Disturbance observer based reliable H∞ fuzzy attitude tracking control for Mars entry vehicles with actuator failures

This paper introduces a disturbance observer (DO) based reliable H∞ fuzzy attitude tracking control design for Mars entry vehicles with actuator failures. Initially, to reduce the complexity of Takagi-Sugeno (T-S) fuzzy modeling, the two time-scale decomposition technique is used to divide the original nonlinear attitude tracking error model of Mars entry vehicles into a slow subsystem describing the attitude kinematics and a fast subsystem describing the attitude dynamics. The dynamic inversion control (DIC) method is subsequently applied to the slow subsystem to generate the angular velocity command.
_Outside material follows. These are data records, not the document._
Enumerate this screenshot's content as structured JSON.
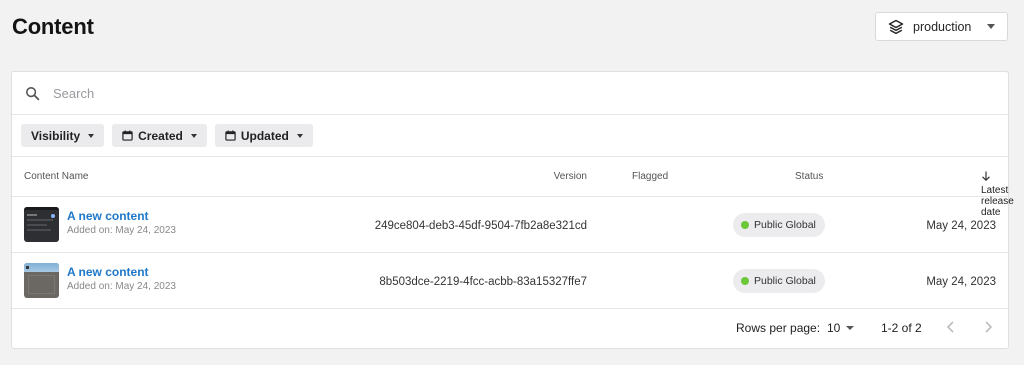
{
  "page": {
    "title": "Content"
  },
  "environment": {
    "selected": "production"
  },
  "search": {
    "placeholder": "Search"
  },
  "filters": [
    {
      "label": "Visibility",
      "icon": "none"
    },
    {
      "label": "Created",
      "icon": "calendar-icon"
    },
    {
      "label": "Updated",
      "icon": "calendar-icon"
    }
  ],
  "table": {
    "columns": {
      "name": "Content Name",
      "version": "Version",
      "flagged": "Flagged",
      "status": "Status",
      "latest": "Latest release date"
    },
    "sort": {
      "column": "Latest release date",
      "direction": "descending"
    },
    "rows": [
      {
        "name": "A new content",
        "added": "Added on: May 24, 2023",
        "version": "249ce804-deb3-45df-9504-7fb2a8e321cd",
        "flagged": "",
        "status": "Public Global",
        "latest": "May 24, 2023"
      },
      {
        "name": "A new content",
        "added": "Added on: May 24, 2023",
        "version": "8b503dce-2219-4fcc-acbb-83a15327ffe7",
        "flagged": "",
        "status": "Public Global",
        "latest": "May 24, 2023"
      }
    ]
  },
  "pagination": {
    "rows_per_page_label": "Rows per page:",
    "rows_per_page": "10",
    "range": "1-2 of 2"
  },
  "colors": {
    "link": "#1f78c9",
    "status_green": "#6cc836",
    "background": "#f2f2f3"
  }
}
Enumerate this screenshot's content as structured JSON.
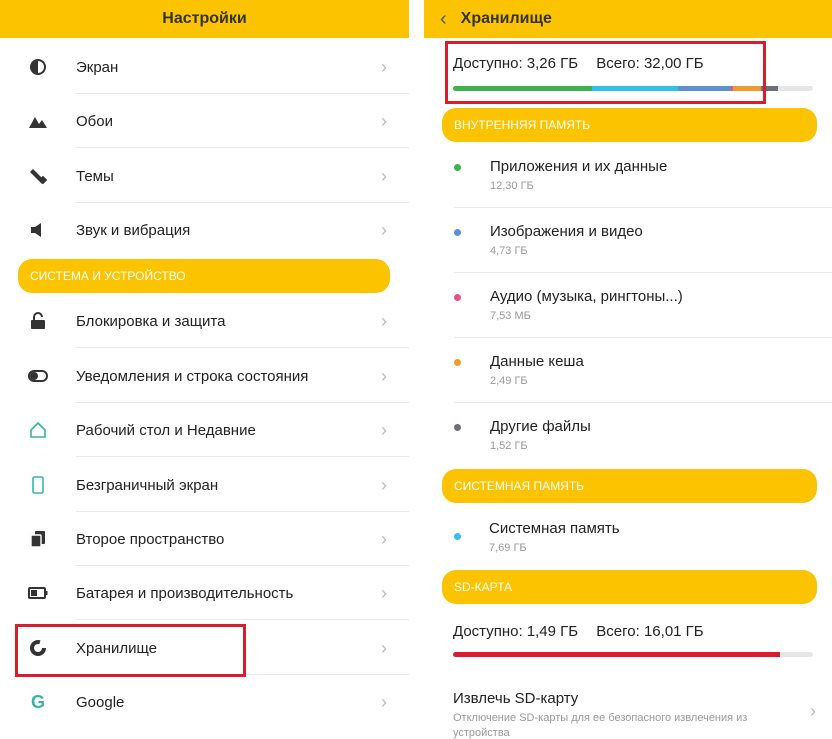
{
  "colors": {
    "accent": "#fcc400",
    "highlight": "#d81e2c",
    "apps": "#3bb34a",
    "images": "#5b8fd6",
    "audio": "#e8508a",
    "cache": "#f39a2b",
    "other": "#6c6f7a",
    "system": "#2ec3e6",
    "sd_used": "#d81e2c"
  },
  "left": {
    "title": "Настройки",
    "items_top": [
      {
        "label": "Экран",
        "icon": "display-icon"
      },
      {
        "label": "Обои",
        "icon": "wallpaper-icon"
      },
      {
        "label": "Темы",
        "icon": "themes-icon"
      },
      {
        "label": "Звук и вибрация",
        "icon": "sound-icon"
      }
    ],
    "section_system": "СИСТЕМА И УСТРОЙСТВО",
    "items_system": [
      {
        "label": "Блокировка и защита",
        "icon": "lock-icon"
      },
      {
        "label": "Уведомления и строка состояния",
        "icon": "toggle-icon"
      },
      {
        "label": "Рабочий стол и Недавние",
        "icon": "home-icon"
      },
      {
        "label": "Безграничный экран",
        "icon": "phone-icon"
      },
      {
        "label": "Второе пространство",
        "icon": "second-space-icon"
      },
      {
        "label": "Батарея и производительность",
        "icon": "battery-icon"
      },
      {
        "label": "Хранилище",
        "icon": "storage-icon"
      },
      {
        "label": "Google",
        "icon": "google-icon"
      }
    ]
  },
  "right": {
    "title": "Хранилище",
    "internal": {
      "available": "Доступно: 3,26 ГБ",
      "total": "Всего: 32,00 ГБ",
      "usage_fractions": {
        "apps": 0.385,
        "system": 0.24,
        "images": 0.148,
        "other": 0.048,
        "cache": 0.078,
        "other2": 0.0
      },
      "free_fraction": 0.102
    },
    "section_internal": "ВНУТРЕННЯЯ ПАМЯТЬ",
    "internal_items": [
      {
        "name": "Приложения и их данные",
        "size": "12,30 ГБ",
        "color": "#3bb34a"
      },
      {
        "name": "Изображения и видео",
        "size": "4,73 ГБ",
        "color": "#5b8fd6"
      },
      {
        "name": "Аудио (музыка, рингтоны...)",
        "size": "7,53 МБ",
        "color": "#e8508a"
      },
      {
        "name": "Данные кеша",
        "size": "2,49 ГБ",
        "color": "#f39a2b"
      },
      {
        "name": "Другие файлы",
        "size": "1,52 ГБ",
        "color": "#6c6f7a"
      }
    ],
    "section_system": "СИСТЕМНАЯ ПАМЯТЬ",
    "system_item": {
      "name": "Системная память",
      "size": "7,69 ГБ",
      "color": "#2ec3e6"
    },
    "section_sd": "SD-КАРТА",
    "sd": {
      "available": "Доступно: 1,49 ГБ",
      "total": "Всего: 16,01 ГБ",
      "used_fraction": 0.907
    },
    "eject": {
      "title": "Извлечь SD-карту",
      "desc": "Отключение SD-карты для ее безопасного извлечения из устройства"
    }
  }
}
Then, the T-S fuzzy modeling method is employed to exactly represent the fast subsystem and a disturbance observer (DO) is constructed to estimate the modeled disturbance based on the derived tracking error fuzzy system of angular velocity. By the technique of linear matrix inequalities (LMIs), a DO based reliable H∞ fuzzy controller of attitude tracking is developed to stabilize exponentially the angular velocity tracking error and the modeled-disturbance state estimation error with an H∞ tracking performance both in nominal and actuator failure cases. Furthermore, it is shown that the original nonlinear tracking error system is also exponentially stable and satisfies an H∞ tracking performance both in nominal and actuator failure cases under the proposed fuzzy control law together with the DIC law, provided that the timescale separation between the fast and slow subsystems is valid. Finally, simulation results illustrate the effectiveness of the proposed design method.